After moving to the normal ward on 3rd May, I stood for the first time using the AJO. It was extremely painful to even straighten my knee, let alone walking. I stood for 2 secs during the first attempt.

In June, I started to walk slowly with a walking frame. This slowly evolved into a robotic walk which barely looks elegant. Every morning, afternoon and evening, I will have physiotherapy and I was very tired every day.

On 7th July, I was transferred to St Luke's Hospital and met many elderly friends during my short stay there. I was able to make myself to the toilet and shower. I started to learn how to climb stairs and carry some load while walking. I begin to make plans for returning home.

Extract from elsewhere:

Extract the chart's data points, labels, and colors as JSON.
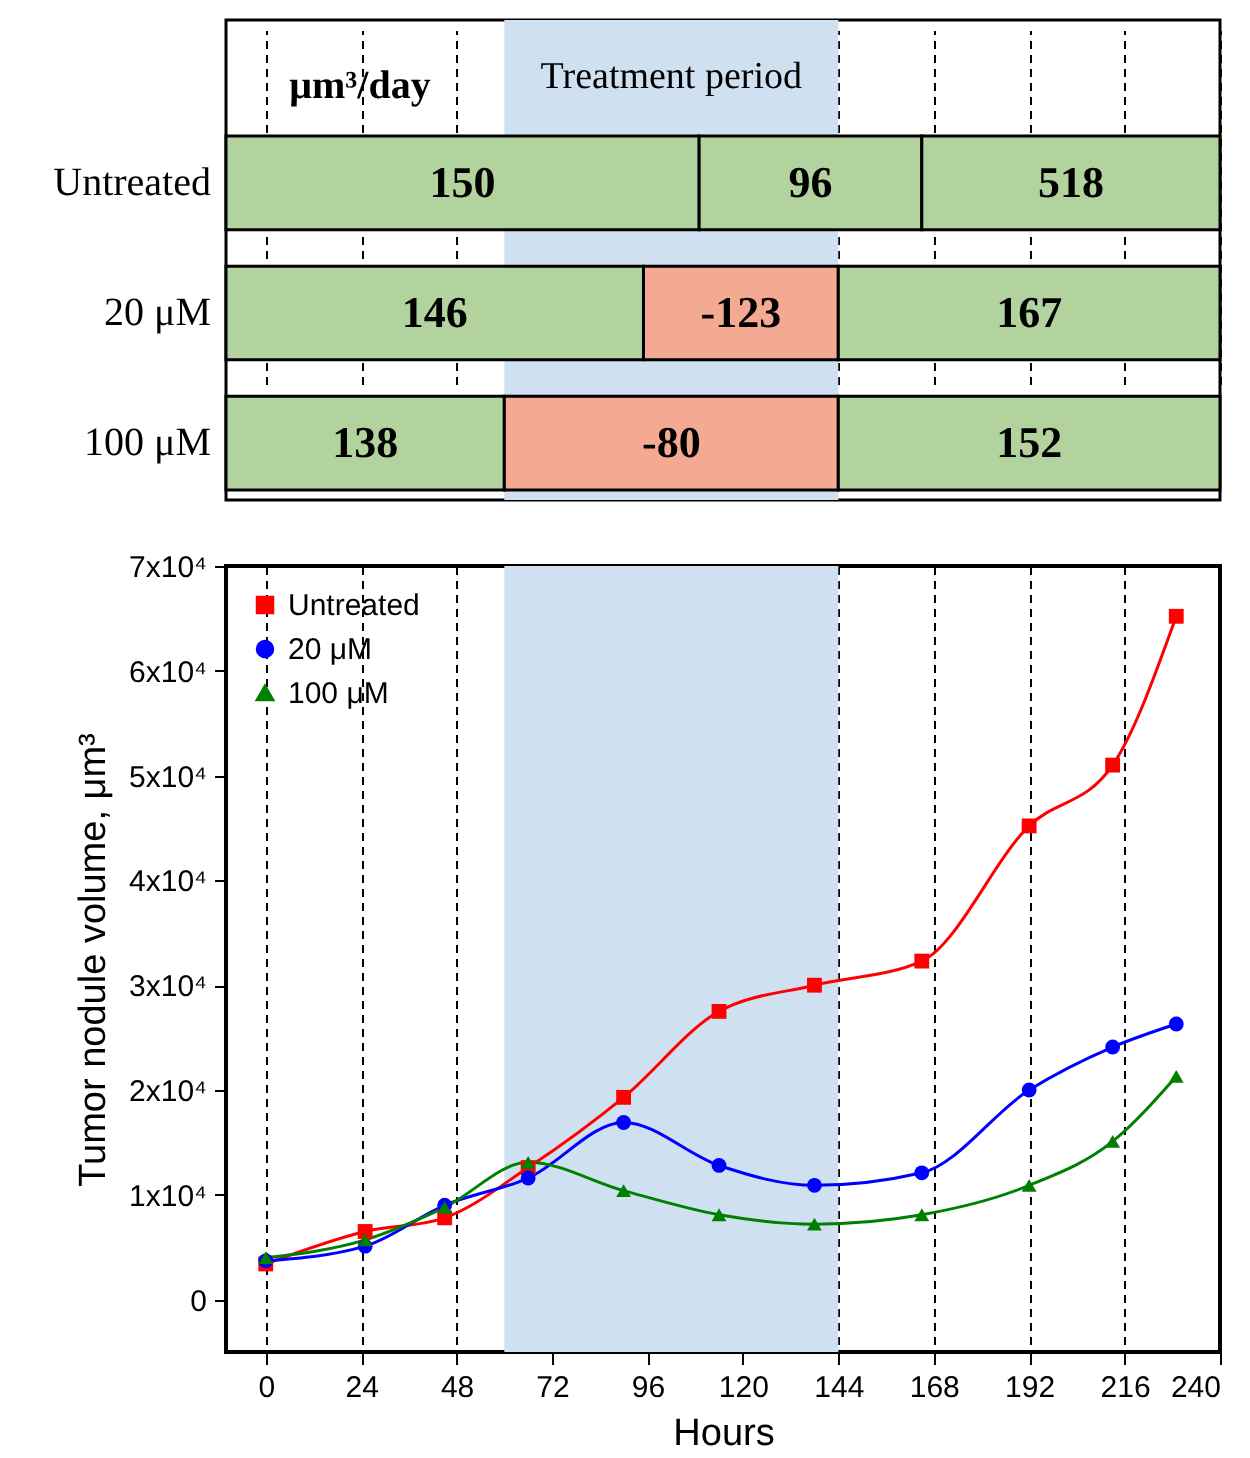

On 4th Aug, 3 days before I was discharged, my sister told me that Mama may be dying from colon cancer relapse. I cried the whole night and the following night too. I thought that she had been healthy all along and I hated myself for not being there for her when she needed me.

On 17th Sept, Mama passed away peacefully, with everyone around at her death bed. I begin my new life, with Papa, in a home which missed Mama's love and presence. I started going for chapel lessons with Desmond and Papa, and it had enriched my life every since.

On 27th Oct, I went for a day surgery to close my trachaestomy hole. It seemed to be the best decision I made this year as I never enjoyed better fresh air every since. Scars and wounds now ravaged my whole body but I don't care about them now.

I spent most of my time rehabilitating and learning new things during the last 3 months of this year. I researched on home buying, spent a considerable amount of time on the spa saga, made scrapbooks for friends, and also spend quality time with Papa, sister, Desmond and Desmond's mum. I rescheduled and made plans for my wedding in Oct 2011. I bid goodbye to my twenty-something friends and joined the exclusive 30's club on 6th Dec. I can now manage walking 1-2 hours in the shopping centre before stopping for a rest.

It had been an eventful year, a year which changed my life forever. I lost some friends and made new ones. I start learning to take things slowly and cherish the people around me. And now I am going to start work soon, after 17 months of break.

I hope I am ready to go, not run. As I continue with my journey, I thank God and my dear family and friends for being there for me when I needed them the most. And I know Mama is shining down on me from heaven.

Wish that everyone will be in the pink of health. I love all of you.